Pre-Gap records show that once upon a time, most of the worlds in the system relied on magic almost exclusively for complex and difficult tasks. Today, while magic remains a respected vocation and a means of accomplishing great deeds, technology often provides more practical, economical solutions to the same problems. Why spend years of dedicated study to cast a spell that creates light when you can buy a flashlight for a few credits? Why pay a battlemage to throw bolts of lightning at your enemies when the same funds could outfit a whole squad of soldiers with laser rifles?

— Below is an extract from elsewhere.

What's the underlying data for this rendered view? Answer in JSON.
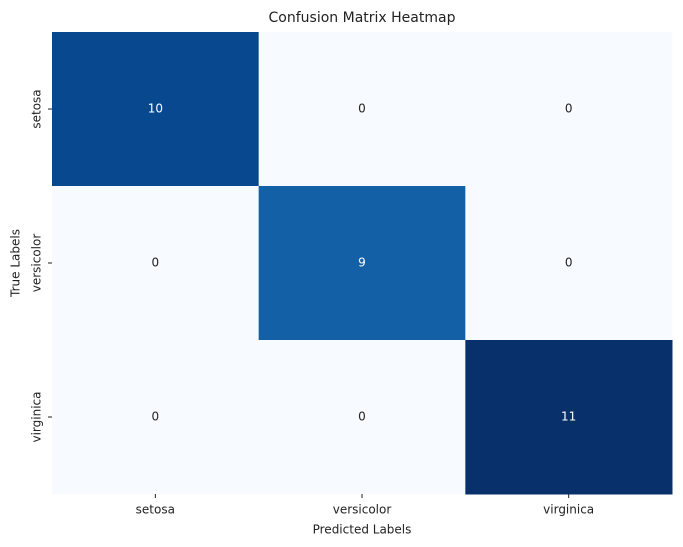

This is not to say that technology has replaced magic. Rather, the two have evolved together, with inventors blending magic and technology, and corporations choosing whichever tool is cheapest and most effective for a given job. As a result, most technology involves at least a little magic, in either its functioning or its manufacture, and it’s not uncommon to see technological items bearing blatantly magical upgrades. This blending, however, means that technology incorporating minimal amounts of magic has work-arounds to remain functional even when targeted by dispelling effects—in rules terms, this means that unless an item is specifically called out as magical or a hybrid of both magic and technology, it’s considered immune to all antimagical effects. Similarly, the prevalence of minor magic in technology doesn't prevent nonmagical classes like mechanics from working effectively on such items, so long as they don’t have extensive magical modifications.
Whereas in the ancient past, magic in the Pact Worlds was broken into many different traditions, today magic is seen as a single group of physically impossible phenomena, regardless of where it comes from or how it’s manipulated. Traditional distinctions like “arcane” and “divine” magic have long since been abandoned, and while different casters may access magic through very different means, from hightech reality hacking to the study of occult items or the channeling of divine power, all are simply different means of accomplishing the same goals.